The Mudlarks.
They generally consist of boys and girls, varying in age from eight to fourteen or fifteen; with some persons of more advanced years. For the most part they are ragged, and in a very filthy state, and are a peculiar class, confined to the river. The parents of many of them are coalwhippers—Irish cockneys—employed getting coals out of the ships, and their mothers frequently sell fruit in the street. Their practice is to get between the barges, and one of them lifting the other up will knock lumps of coal into the mud, which they pick up afterwards; or if a barge is ladened with iron, one will get into it and throw iron out to the other, and watch an opportunity to carry away the plunder in bags to the nearest marine-storeshop.
They sell the coals among the lowest class of people for a few halfpence. The police make numerous detections of these offences. Some of the mudlarks receive a short term of imprisonment, from three weeks to a month, and others two months with three years in a reformatory. Some of them are old women of the lowest grade, from fifty to sixty, who occasionally wade in the mud up to the knees. One of them may be seen beside the Thames Police-office, Wapping, picking up coals in the bed of the river, who appears to be about sixty-five years of age. She is a robust woman, dressed in an old cotton gown, with an old straw bonnet tied round with a handkerchief, and wanders about without shoes and stockings. This person has never been in custody. She may often be seen walking through the streets in the neighbourhood with a bag of coals on her head.
In the neighbourhood of Blackfriars Bridge clusters of mudlarks of various ages may be seen from ten to fifty years, young girls and old women, as well as boys.
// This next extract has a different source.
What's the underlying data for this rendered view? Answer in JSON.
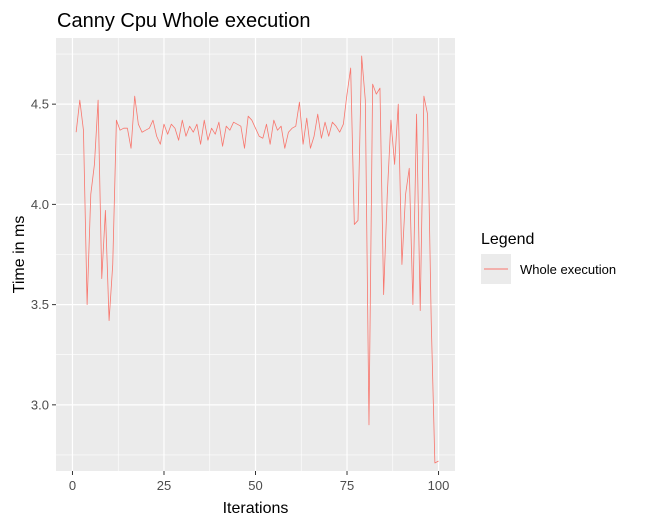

They are mostly at work along the coal wharves where the barges are lying aground, such as at Shadwell and Wapping, along Bankside, Borough; above Waterloo Bridge, and from the Temple down to St. Paul’s Wharf. Some of them pay visits to the City Gasworks, and steal coke and coal from their barges, where the police have made many detections.
As soon as the tide is out they make their appearance, and remain till it comes in. Many of them commence their career with stealing rope or coals from the barges, then proceed to take copper from the vessels, and afterwards go down into the cabins and commit piracy.
These mudlarks are generally strong and healthy, though their clothes are in rags. Their fathers are robust men. By going too often to the public-house they keep their families in destitution, and the mothers of the poor children are glad to get a few pence in whatever way they can.